Italy corruption scandal spreads to touch Vatican
One of Italy’s most prominent Catholic cardinals and a former minister have been put under investigation as a corruption scandal that has tainted the government spread to touch the Vatican.
Magistrates told Cardinal Crescenzio Sepe and Pietro Lunardi, former infrastructure and transport minister in the centre-right government, they were being investigated for aggravated corruption, judicial sources said.
The magistrates in the central city of Perugia are investigating a web of corruption and favours involving public works contracts, mostly in construction for major events, such as last year’s G8 summit and the millennium celebrations.
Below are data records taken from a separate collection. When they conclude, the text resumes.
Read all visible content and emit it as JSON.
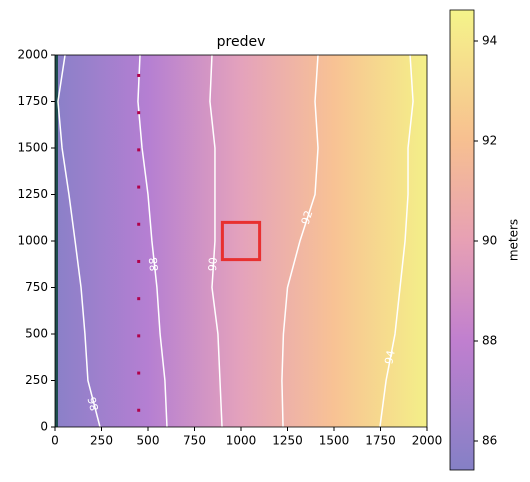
{
  "chart_data": {
    "type": "contour",
    "title": "predev",
    "xlim": [
      0,
      2000
    ],
    "ylim": [
      0,
      2000
    ],
    "xticks": [
      0,
      250,
      500,
      750,
      1000,
      1250,
      1500,
      1750,
      2000
    ],
    "yticks": [
      0,
      250,
      500,
      750,
      1000,
      1250,
      1500,
      1750,
      2000
    ],
    "contours": [
      {
        "level": 86,
        "color": "#ffffff",
        "x": [
          54,
          16,
          38,
          75,
          108,
          140,
          161,
          177,
          242
        ],
        "y": [
          2000,
          1750,
          1500,
          1250,
          1000,
          750,
          500,
          250,
          0
        ]
      },
      {
        "level": 88,
        "color": "#ffffff",
        "x": [
          457,
          446,
          468,
          500,
          521,
          548,
          565,
          591,
          602
        ],
        "y": [
          2000,
          1750,
          1500,
          1250,
          1000,
          750,
          500,
          250,
          0
        ]
      },
      {
        "level": 90,
        "color": "#ffffff",
        "x": [
          844,
          833,
          860,
          860,
          860,
          844,
          876,
          887,
          898
        ],
        "y": [
          2000,
          1750,
          1500,
          1250,
          1000,
          750,
          500,
          250,
          0
        ]
      },
      {
        "level": 92,
        "color": "#ffffff",
        "x": [
          1414,
          1398,
          1414,
          1398,
          1317,
          1250,
          1228,
          1220,
          1226
        ],
        "y": [
          2000,
          1750,
          1500,
          1250,
          1000,
          750,
          500,
          250,
          0
        ]
      },
      {
        "level": 94,
        "color": "#ffffff",
        "x": [
          1909,
          1925,
          1898,
          1898,
          1882,
          1855,
          1828,
          1780,
          1747
        ],
        "y": [
          2000,
          1750,
          1500,
          1250,
          1000,
          750,
          500,
          250,
          0
        ]
      }
    ],
    "markers": {
      "color": "#b0004a",
      "x": [
        450,
        450,
        450,
        450,
        450,
        450,
        450,
        450,
        450,
        450
      ],
      "y": [
        1890,
        1690,
        1490,
        1290,
        1090,
        890,
        690,
        490,
        290,
        90
      ]
    },
    "rectangle": {
      "color": "#e83030",
      "x": [
        900,
        1100
      ],
      "y": [
        900,
        1100
      ]
    },
    "colorbar": {
      "label": "meters",
      "lim": [
        85.42,
        94.62
      ],
      "ticks": [
        86,
        88,
        90,
        92,
        94
      ]
    }
  }
}
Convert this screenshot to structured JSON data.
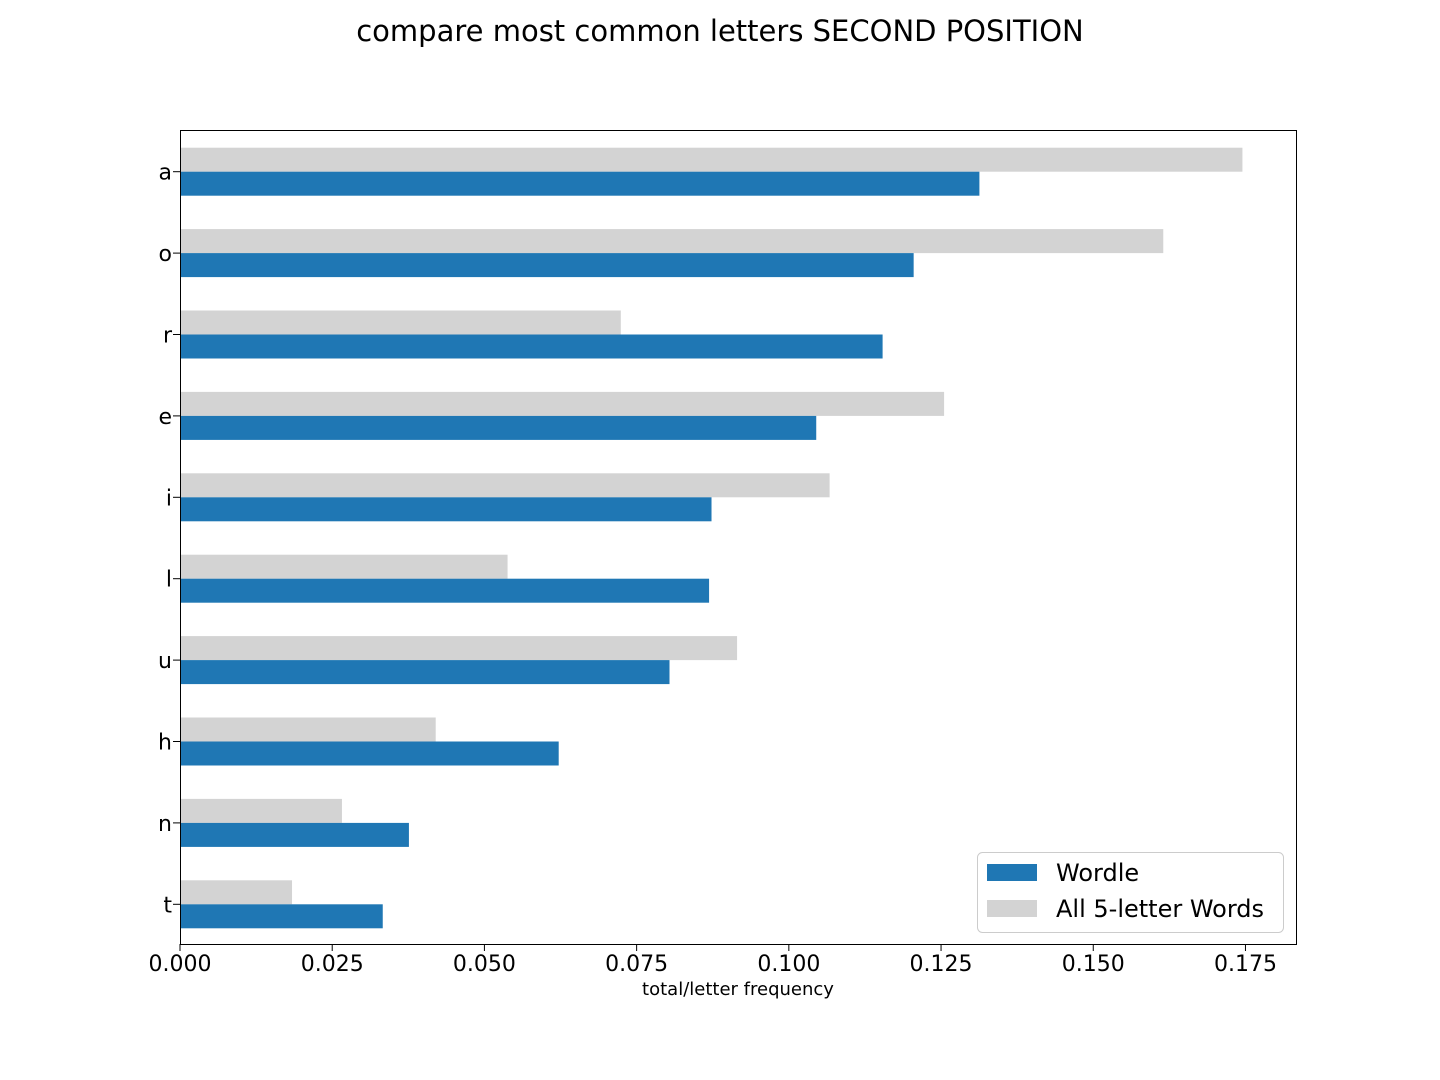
{
  "chart_data": {
    "type": "bar",
    "orientation": "horizontal",
    "title": "compare most common letters SECOND POSITION",
    "xlabel": "total/letter frequency",
    "ylabel": "",
    "categories": [
      "a",
      "o",
      "r",
      "e",
      "i",
      "l",
      "u",
      "h",
      "n",
      "t"
    ],
    "series": [
      {
        "name": "Wordle",
        "color": "#1f77b4",
        "values": [
          0.1313,
          0.1205,
          0.1154,
          0.1045,
          0.0873,
          0.0869,
          0.0804,
          0.0622,
          0.0376,
          0.0333
        ]
      },
      {
        "name": "All 5-letter Words",
        "color": "#d3d3d3",
        "values": [
          0.1745,
          0.1615,
          0.0724,
          0.1255,
          0.1067,
          0.0538,
          0.0915,
          0.042,
          0.0266,
          0.0184
        ]
      }
    ],
    "xlim": [
      0,
      0.1833
    ],
    "xticks": [
      "0.000",
      "0.025",
      "0.050",
      "0.075",
      "0.100",
      "0.125",
      "0.150",
      "0.175"
    ],
    "xtick_values": [
      0,
      0.025,
      0.05,
      0.075,
      0.1,
      0.125,
      0.15,
      0.175
    ],
    "grid": false,
    "legend_position": "lower-right"
  }
}
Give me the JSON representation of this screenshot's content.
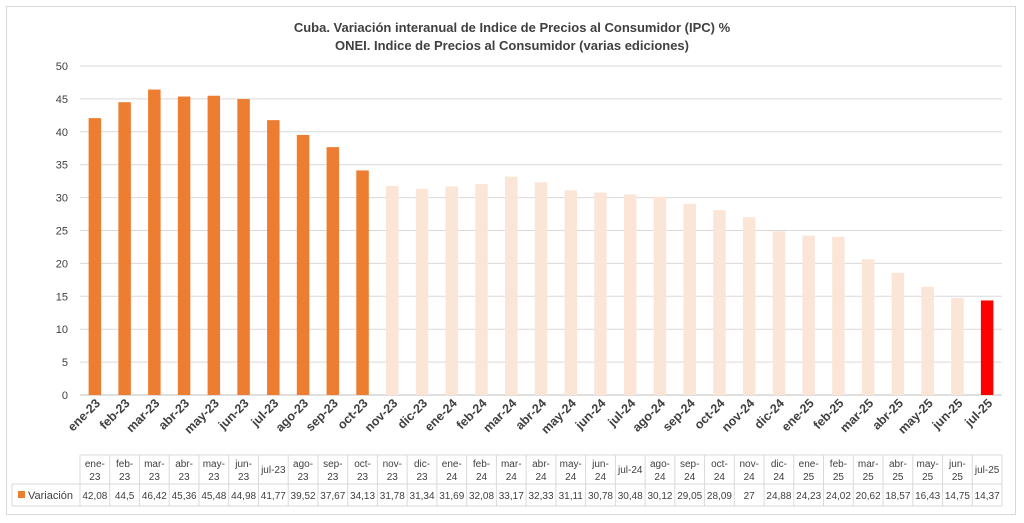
{
  "chart_data": {
    "type": "bar",
    "title": "Cuba. Variación interanual de Indice de Precios al Consumidor (IPC) %",
    "subtitle": "ONEI. Indice de Precios al Consumidor (varias ediciones)",
    "categories": [
      "ene-23",
      "feb-23",
      "mar-23",
      "abr-23",
      "may-23",
      "jun-23",
      "jul-23",
      "ago-23",
      "sep-23",
      "oct-23",
      "nov-23",
      "dic-23",
      "ene-24",
      "feb-24",
      "mar-24",
      "abr-24",
      "may-24",
      "jun-24",
      "jul-24",
      "ago-24",
      "sep-24",
      "oct-24",
      "nov-24",
      "dic-24",
      "ene-25",
      "feb-25",
      "mar-25",
      "abr-25",
      "may-25",
      "jun-25",
      "jul-25"
    ],
    "table_top": [
      "ene-",
      "feb-",
      "mar-",
      "abr-",
      "may-",
      "jun-",
      "jul-23",
      "ago-",
      "sep-",
      "oct-",
      "nov-",
      "dic-",
      "ene-",
      "feb-",
      "mar-",
      "abr-",
      "may-",
      "jun-",
      "jul-24",
      "ago-",
      "sep-",
      "oct-",
      "nov-",
      "dic-",
      "ene-",
      "feb-",
      "mar-",
      "abr-",
      "may-",
      "jun-",
      "jul-25"
    ],
    "table_bottom": [
      "23",
      "23",
      "23",
      "23",
      "23",
      "23",
      "",
      "23",
      "23",
      "23",
      "23",
      "23",
      "24",
      "24",
      "24",
      "24",
      "24",
      "24",
      "",
      "24",
      "24",
      "24",
      "24",
      "24",
      "25",
      "25",
      "25",
      "25",
      "25",
      "25",
      ""
    ],
    "value_labels": [
      "42,08",
      "44,5",
      "46,42",
      "45,36",
      "45,48",
      "44,98",
      "41,77",
      "39,52",
      "37,67",
      "34,13",
      "31,78",
      "31,34",
      "31,69",
      "32,08",
      "33,17",
      "32,33",
      "31,11",
      "30,78",
      "30,48",
      "30,12",
      "29,05",
      "28,09",
      "27",
      "24,88",
      "24,23",
      "24,02",
      "20,62",
      "18,57",
      "16,43",
      "14,75",
      "14,37"
    ],
    "series": [
      {
        "name": "Variación",
        "values": [
          42.08,
          44.5,
          46.42,
          45.36,
          45.48,
          44.98,
          41.77,
          39.52,
          37.67,
          34.13,
          31.78,
          31.34,
          31.69,
          32.08,
          33.17,
          32.33,
          31.11,
          30.78,
          30.48,
          30.12,
          29.05,
          28.09,
          27,
          24.88,
          24.23,
          24.02,
          20.62,
          18.57,
          16.43,
          14.75,
          14.37
        ]
      }
    ],
    "ylim": [
      0,
      50
    ],
    "yticks": [
      "0",
      "5",
      "10",
      "15",
      "20",
      "25",
      "30",
      "35",
      "40",
      "45",
      "50"
    ],
    "grid": true,
    "legend": "bottom-left (data table)",
    "colors": {
      "strong": "#ed7d31",
      "light": "#fbe5d6",
      "last": "#ff0000",
      "grid": "#d9d9d9",
      "text": "#404040"
    },
    "strong_count": 10
  }
}
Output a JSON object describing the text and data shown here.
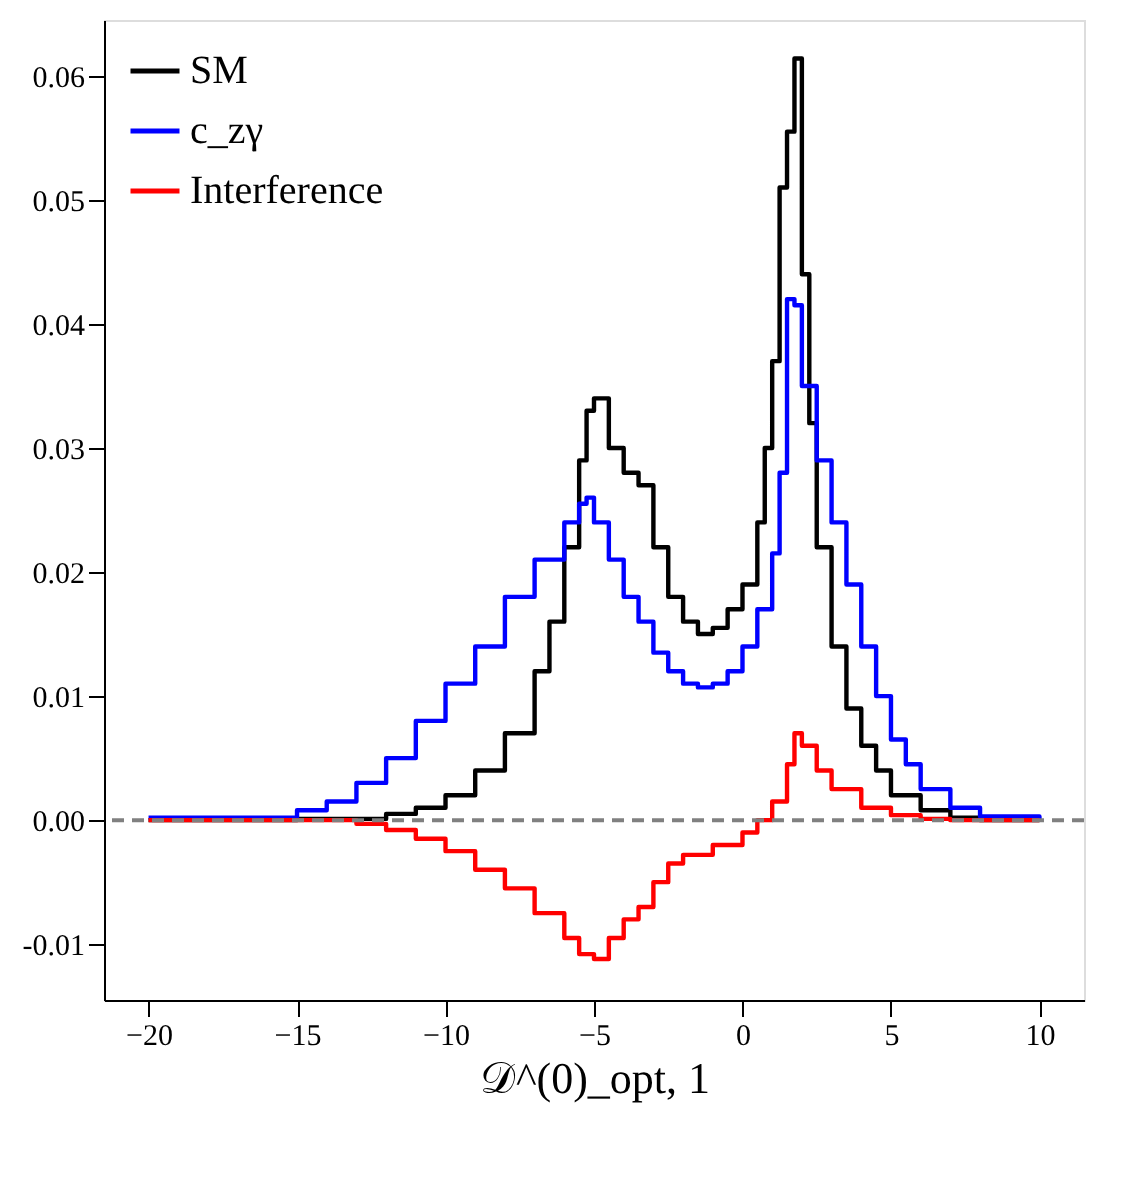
{
  "chart_data": {
    "type": "step",
    "xlabel": "𝒟^(0)_opt, 1",
    "xlim": [
      -21.5,
      11.5
    ],
    "xticks": [
      -20,
      -15,
      -10,
      -5,
      0,
      5,
      10
    ],
    "ylim": [
      -0.0145,
      0.0645
    ],
    "yticks": [
      {
        "value": -0.01,
        "label": "-0.01"
      },
      {
        "value": 0,
        "label": "0.00"
      },
      {
        "value": 0.01,
        "label": "0.01"
      },
      {
        "value": 0.02,
        "label": "0.02"
      },
      {
        "value": 0.03,
        "label": "0.03"
      },
      {
        "value": 0.04,
        "label": "0.04"
      },
      {
        "value": 0.05,
        "label": "0.05"
      },
      {
        "value": 0.06,
        "label": "0.06"
      }
    ],
    "grid": false,
    "legend": "top left",
    "line_style": "solid",
    "ref_lines": [
      {
        "axis": "y",
        "value": 0,
        "color": "#808080",
        "line_style": "dashed"
      }
    ],
    "series": [
      {
        "name": "SM",
        "color": "#000000",
        "x": [
          -20,
          -15,
          -12,
          -11,
          -10,
          -9,
          -8,
          -7,
          -6.5,
          -6,
          -5.5,
          -5.25,
          -5,
          -4.5,
          -4,
          -3.5,
          -3,
          -2.5,
          -2,
          -1.5,
          -1,
          -0.5,
          0,
          0.5,
          0.75,
          1,
          1.25,
          1.5,
          1.75,
          2,
          2.25,
          2.5,
          3,
          3.5,
          4,
          4.5,
          5,
          6,
          7,
          8,
          10
        ],
        "values": [
          0,
          0.0001,
          0.0005,
          0.001,
          0.002,
          0.004,
          0.007,
          0.012,
          0.016,
          0.022,
          0.029,
          0.033,
          0.034,
          0.03,
          0.028,
          0.027,
          0.022,
          0.018,
          0.016,
          0.015,
          0.0155,
          0.017,
          0.019,
          0.024,
          0.03,
          0.037,
          0.051,
          0.0555,
          0.0614,
          0.044,
          0.032,
          0.022,
          0.014,
          0.009,
          0.006,
          0.004,
          0.002,
          0.0008,
          0.0002,
          0,
          0
        ]
      },
      {
        "name": "c_zγ",
        "color": "#0000ff",
        "x": [
          -20,
          -15,
          -14,
          -13,
          -12,
          -11,
          -10,
          -9,
          -8,
          -7,
          -6,
          -5.5,
          -5.25,
          -5,
          -4.5,
          -4,
          -3.5,
          -3,
          -2.5,
          -2,
          -1.5,
          -1,
          -0.5,
          0,
          0.5,
          1,
          1.25,
          1.5,
          1.75,
          2,
          2.5,
          3,
          3.5,
          4,
          4.5,
          5,
          5.5,
          6,
          7,
          8,
          10
        ],
        "values": [
          0.0002,
          0.0008,
          0.0015,
          0.003,
          0.005,
          0.008,
          0.011,
          0.014,
          0.018,
          0.021,
          0.024,
          0.0255,
          0.026,
          0.024,
          0.021,
          0.018,
          0.016,
          0.0135,
          0.012,
          0.011,
          0.0107,
          0.011,
          0.012,
          0.014,
          0.017,
          0.0215,
          0.028,
          0.042,
          0.0415,
          0.035,
          0.029,
          0.024,
          0.019,
          0.014,
          0.01,
          0.0065,
          0.0045,
          0.0025,
          0.001,
          0.0003,
          0
        ]
      },
      {
        "name": "Interference",
        "color": "#ff0000",
        "x": [
          -20,
          -14,
          -13,
          -12,
          -11,
          -10,
          -9,
          -8,
          -7,
          -6,
          -5.5,
          -5,
          -4.5,
          -4,
          -3.5,
          -3,
          -2.5,
          -2,
          -1,
          0,
          0.5,
          1,
          1.5,
          1.75,
          2,
          2.5,
          3,
          4,
          5,
          6,
          7,
          10
        ],
        "values": [
          0,
          0,
          -0.0003,
          -0.0008,
          -0.0015,
          -0.0025,
          -0.004,
          -0.0055,
          -0.0075,
          -0.0095,
          -0.0108,
          -0.0112,
          -0.0095,
          -0.008,
          -0.007,
          -0.005,
          -0.0035,
          -0.0028,
          -0.002,
          -0.001,
          0,
          0.0015,
          0.0045,
          0.007,
          0.006,
          0.004,
          0.0025,
          0.001,
          0.0004,
          0.0001,
          0,
          0
        ]
      }
    ]
  }
}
Cardinal Sepe, 67, is being investigated for alleged corruption when he was a Vatican official running the Congregation for the Evangelisation of Peoples, a cash-and-real-estate-rich department of the Vatican that finances the work of missions abroad.
Cardinal Sepe, who ran the department until he was moved to Naples in 2006, is suspected of aggravated corruption with Lunardi in connection with a real estate deal.
According to Italian newspapers La Stampa, Corriere della Sera and La Repubblica, Mr Lunardi bought a building in Rome from Sepe’s department in 2004 at a price well below market value.
The next year, when Mr Lunardi was minister, he approved a decree allocating funds for the restoration of historic church buildings, including the 16th century headquarters of the mission department facing Rome’s Spanish Steps.